Annette revenait, le soir. Elle était affamée. Tout le jour, elle avait marché dans un désert sans eau, un monde sans amour. Tout le jour, elle avait marché, les yeux tournés vers la source que, le soir, elle retrouverait. Elle l'entendait chanter; par avance, elle y baignait ses lèvres; et il aurait pu se faire qu'un passant dans la rue s'attribuât le sourire que cette belle femme pressée adressait à l'image de son enfant. Comme le cheval qui sent l'avoine, son pas s'accélérait, à mesure qu'elle se rapprochait de la maison de Sylvie; et lorsque enfin elle rentrait, riant d'amour avide, si harassée qu'elle fût, elle remontait en courant l'escalier. La porte s'ouvrait; elle faisait irruption et fondait sur le petit; elle l'enlevait dans ses serres, l'étreignait, le becquetait furieusement sur un œil, sur le nez, sous le nez, n'importe où ça se trouvait, tout ce qu'elle attrapait; et sa joie impétueuse s'exprimait à grand bruit. Lui, qui était en train de jouer, ou, confortablement installé sur un pouf rembourré, s'amusait gravement à faire des raies avec la craie, ou bien à emmêler des fils de toutes les couleurs, il n'était pas content de cette invasion. Cette grande femme brusque, qui entrait sans crier gare, qui l'empoignait, le tripotait, lui braillait dans l'oreille, qui l'étouffait de baisers,... il n'aimait pas cela! Qu'on disposât de lui sans sa permission, non, c'était indignant! Il ne l'admettait point. Il se débattait, maussade; mais elle n'en était que plus enragée à le secouer, à le bicher; et de rire, et de crier!... Tout lui déplaisait en elle: ce manque d'égards, ce bruit, cette violence... Il comprenait très bien qu'elle l'aimât, l'admirât, et même qu'elle le baisât.
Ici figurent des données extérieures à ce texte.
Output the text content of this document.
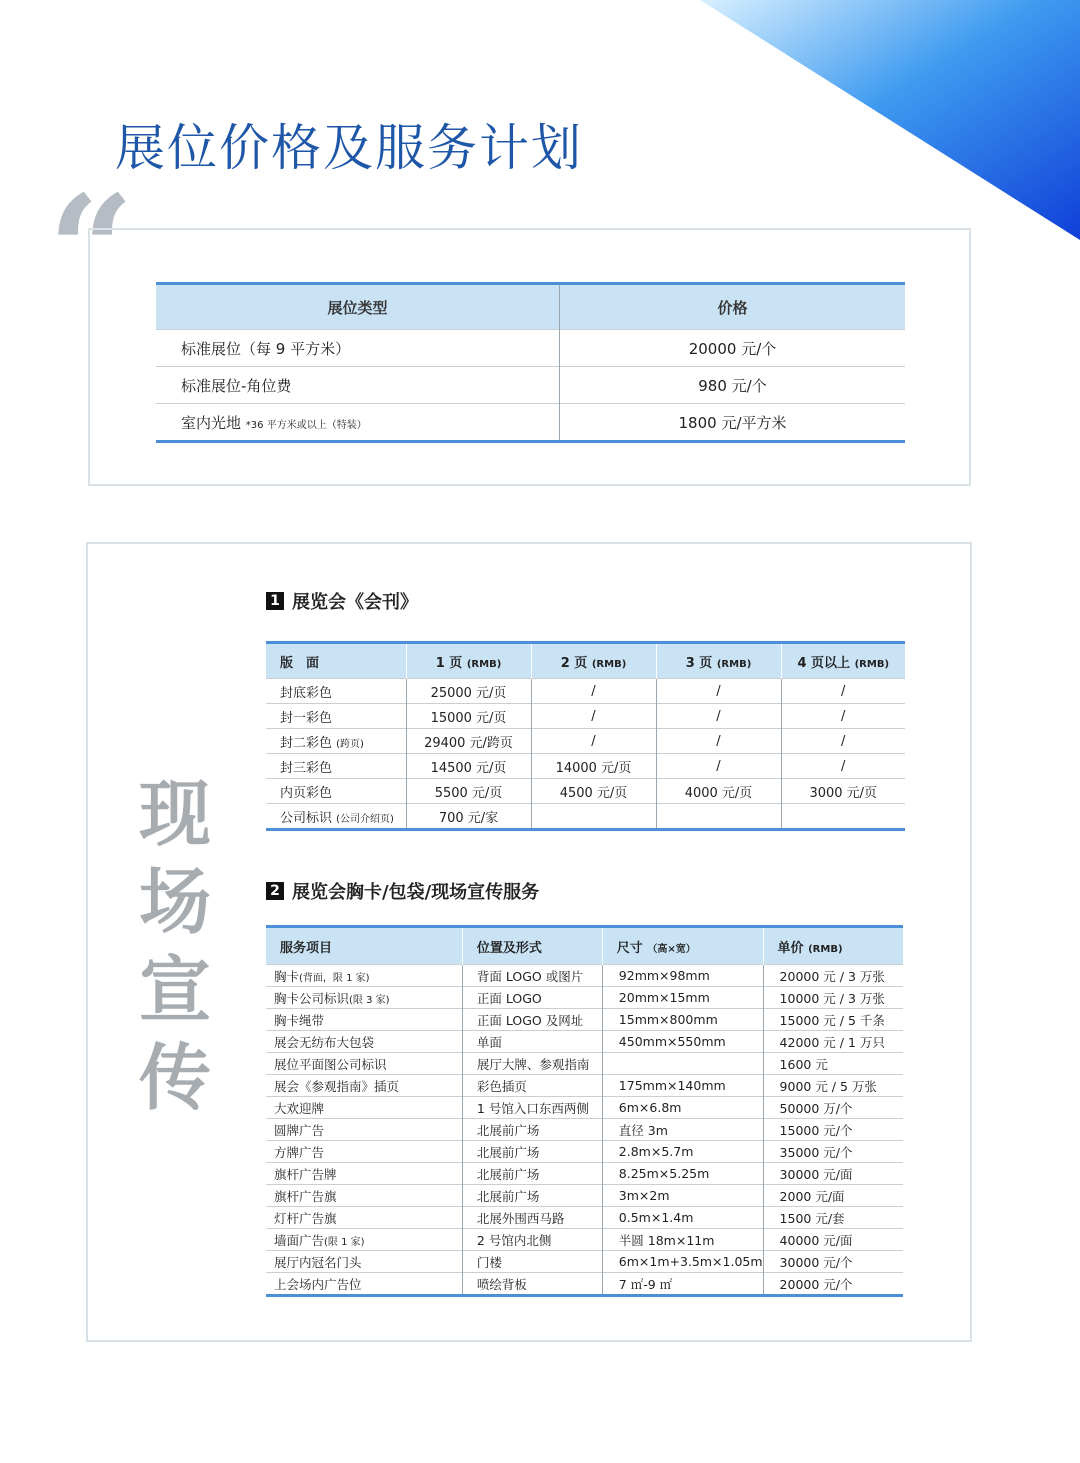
展位价格及服务计划
“	展位类型	价格
标准展位（每 9 平方米）	20000 元/个
标准展位-角位费	980 元/个
室内光地 *36 平方米或以上（特装）	1800 元/平方米
现
场
宣
传
1 展览会《会刊》
版　面	1 页 (RMB)	2 页 (RMB)	3 页 (RMB)	4 页以上 (RMB)
封底彩色	25000 元/页	/	/	/
封一彩色	15000 元/页	/	/	/
封二彩色 (跨页)	29400 元/跨页	/	/	/
封三彩色	14500 元/页	14000 元/页	/	/
内页彩色	5500 元/页	4500 元/页	4000 元/页	3000 元/页
公司标识 (公司介绍页)	700 元/家			
2 展览会胸卡/包袋/现场宣传服务
服务项目	位置及形式	尺寸 （高×宽）	单价 (RMB)
胸卡(背面，限 1 家)	背面 LOGO 或图片	92mm×98mm	20000 元 / 3 万张
胸卡公司标识(限 3 家)	正面 LOGO	20mm×15mm	10000 元 / 3 万张
胸卡绳带	正面 LOGO 及网址	15mm×800mm	15000 元 / 5 千条
展会无纺布大包袋	单面	450mm×550mm	42000 元 / 1 万只
展位平面图公司标识	展厅大牌、参观指南		1600 元
展会《参观指南》插页	彩色插页	175mm×140mm	9000 元 / 5 万张
大欢迎牌	1 号馆入口东西两侧	6m×6.8m	50000 万/个
圆牌广告	北展前广场	直径 3m	15000 元/个
方牌广告	北展前广场	2.8m×5.7m	35000 元/个
旗杆广告牌	北展前广场	8.25m×5.25m	30000 元/面
旗杆广告旗	北展前广场	3m×2m	2000 元/面
灯杆广告旗	北展外围西马路	0.5m×1.4m	1500 元/套
墙面广告(限 1 家)	2 号馆内北侧	半圆 18m×11m	40000 元/面
展厅内冠名门头	门楼	6m×1m+3.5m×1.05m	30000 元/个
上会场内广告位	喷绘背板	7 ㎡-9 ㎡	20000 元/个
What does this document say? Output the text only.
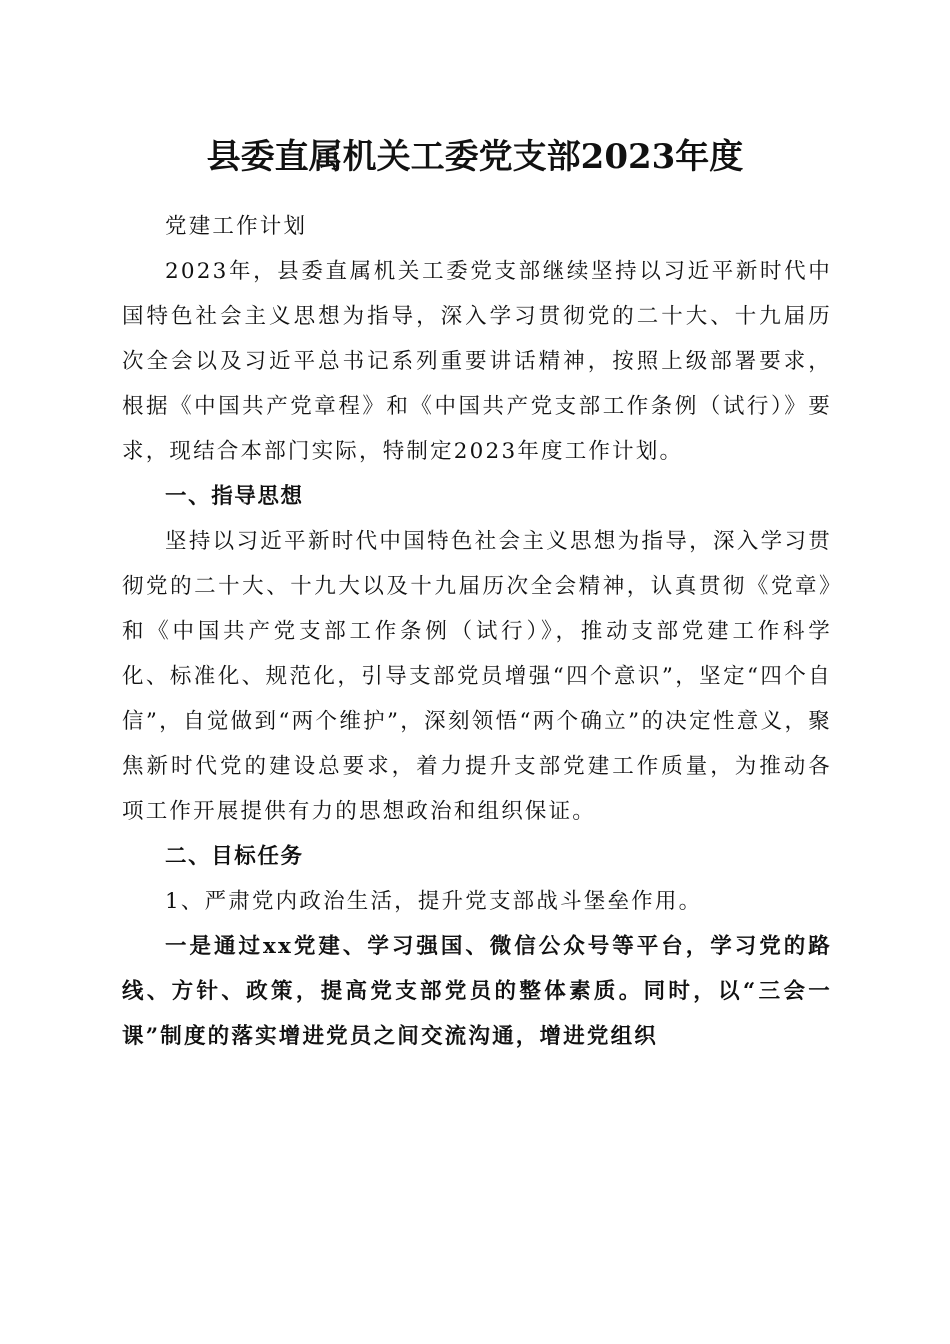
县委直属机关工委党支部2023年度

党建工作计划

2023年，县委直属机关工委党支部继续坚持以习近平新时代中国特色社会主义思想为指导，深入学习贯彻党的二十大、十九届历次全会以及习近平总书记系列重要讲话精神，按照上级部署要求，根据《中国共产党章程》和《中国共产党支部工作条例（试行）》要求，现结合本部门实际，特制定2023年度工作计划。

一、指导思想

坚持以习近平新时代中国特色社会主义思想为指导，深入学习贯彻党的二十大、十九大以及十九届历次全会精神，认真贯彻《党章》和《中国共产党支部工作条例（试行）》，推动支部党建工作科学化、标准化、规范化，引导支部党员增强“四个意识”，坚定“四个自信”，自觉做到“两个维护”，深刻领悟“两个确立”的决定性意义，聚焦新时代党的建设总要求，着力提升支部党建工作质量，为推动各项工作开展提供有力的思想政治和组织保证。

二、目标任务

1、严肃党内政治生活，提升党支部战斗堡垒作用。

一是通过xx党建、学习强国、微信公众号等平台，学习党的路线、方针、政策，提高党支部党员的整体素质。同时，以“三会一课”制度的落实增进党员之间交流沟通，增进党组织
Mais il faut plus de manières! D'où est-ce qu'elle sortait? Sylvie et ses demoiselles étaient plus distinguées. Lorsqu'elles jouaient avec lui, même quand elles riaient, criaient, ce n'étaient pas ces clameurs et cette brutalité de vous prendre et de vous embrasser! Il s'étonnait que Sylvie, qui savait si bien laver la tête à ses sujettes, ne donnât pas une leçon de maintien à cette mal-élevée, et qu'elle ne le défendît pas contre de telles privautés. Mais Sylvie au contraire prenait avec Annette un ton d'égalité affectueuse qu'elle n'avait pas pour les autres, et elle disait à Marc:

—Allons, sois plus gentil! Embrasse ta maman!